When are we going to see the next shed extension to house all these bucking boosters? Are you taking a leaf out of SDG's book but replacing soldering iron stations with DC/DC converters? 🙂 I'd hate to see your AliExpress wish list. ;-)
I know the OPA1612 as I have used them as audio opamp. They are pretty low noise and have low THD. Pretty good for audio use is my experience. They are also marketed as an audio opamp (SoundPlus is the line of opamps from TI). But their high precision makes also sense as a feedback opamp to give a very precise output voltage which I believe they are using it for in this case. So surprised to see it and also not surprised to see it :D Edit: It is not a cheap OpAmp btw. €3.31 per unit if you buy 1000 on Mouser. A single unit is €5.88.
I think i will buy this but i'll replace the caps with higher quality panasonic FR ones. The input will never be more than 30V so i'll replace the 100V input caps with 35V ones and the output caps with 63V ones. I won't ever need more than 60V. I'll power it from a 24V AC toroidial transformer.
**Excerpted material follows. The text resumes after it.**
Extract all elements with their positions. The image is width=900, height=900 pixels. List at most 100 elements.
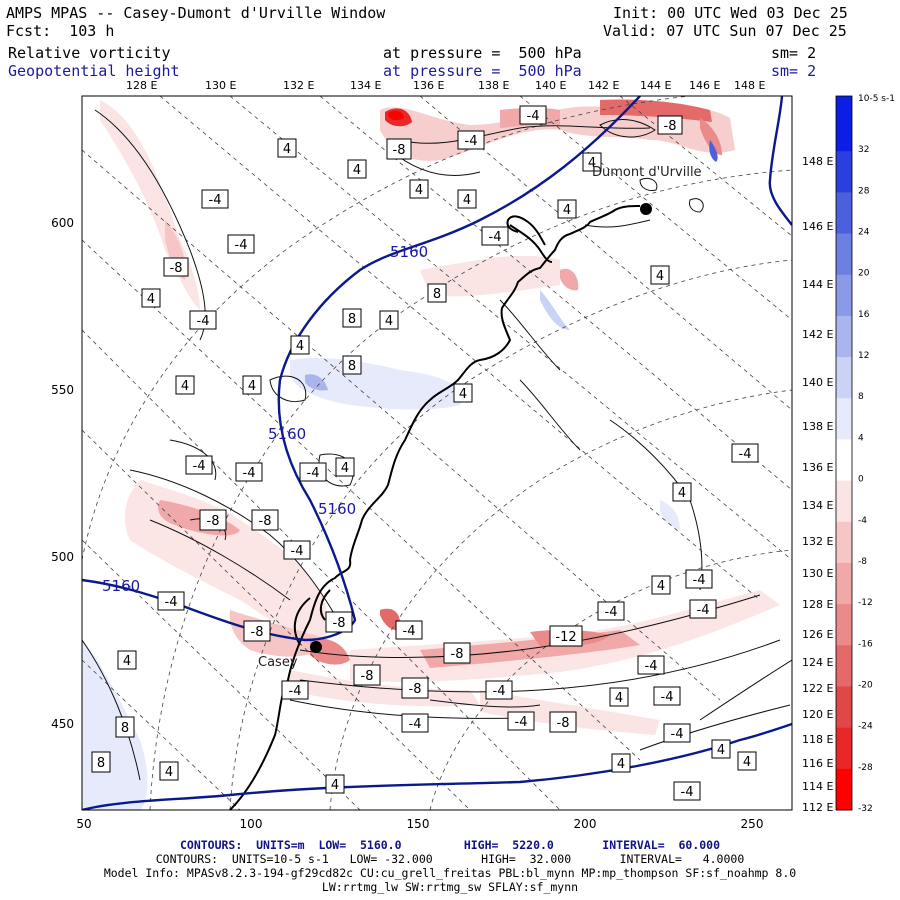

When you say single inductor but also buck-boost, on the basis it's described as synchronous, and "like the 3780," I would hazard a guess what you're actually looking at is a SEPIC converter. I think buck-boost has just become a shorthand for a DC converter that can go up or down. Possibly I'm splitting hairs, but it's an interesting development to see more of these.
No, it's not a SEPIC converter. Both the LT8705 and LTC3780 are described as Synchronous 4-Switch Buck-Boost Controllers. The data sheets explain it. But I have just bought a super little SEPIC buck-boost converter, fully digitally controlled (using the FP5139) for a very specific purpose. Details soon :)
@@JulianIlett thanks, interesting. I'm always on the lookout for a DC converter I can control with some sort of data input, something with a decent enough response time to implement a PID for LED current control. Never found one yet... Be interested if you've come across anything that might work.
This seems ideal for charging an 36V or 48V ebike battery from a small ~18V solar panel, right? Without the "MPPT targeting", traditional boost converters will collapse the voltage as they try to max the current. One should only charge a battery with a BMS so it can cut off the charging when full.
Prolong float charging at full-charge voltage of lithium batteries shouldn't be used but it is fine with lead-acid batteries as long as the regulation is good. All switchmode converters have a negative input resistance characteristic, so they will all collapse the voltage of a PV array if the array can't meet the power requirement and there is nothing to prevent collapse.
Yes, there's a brief overshoot of the output current limiter system. Not a problem if charging a battery (or even a supercapacitor), but it could kill a fragile load.
Always enjoy watching your videos. Out of interest, I would like to give something back to you and this community, would you be interested in a free PSU for your projects and testing modules.
@@JulianIlett I have a Mean Well and TDK-Lambda switch mode power supply's. I have a list of them on the eevblog forum. Please feel free to pick what one would be best suited to your requirements.
Thanks so much for the generous offer. I've had a look at your post on EEVblog and I notice these are mains PSUs. I now only use battery power supplies (power banks / power stations) for my experiments.
Great video as always. When you speak about 10A,.... Input ? Output ? I will like to know if you can test it by charging a 24v battery from a 12v battery. 10A? 15A with fans? So 240w at output is possible? I think you also have an infrared camera so it will be a good test !!!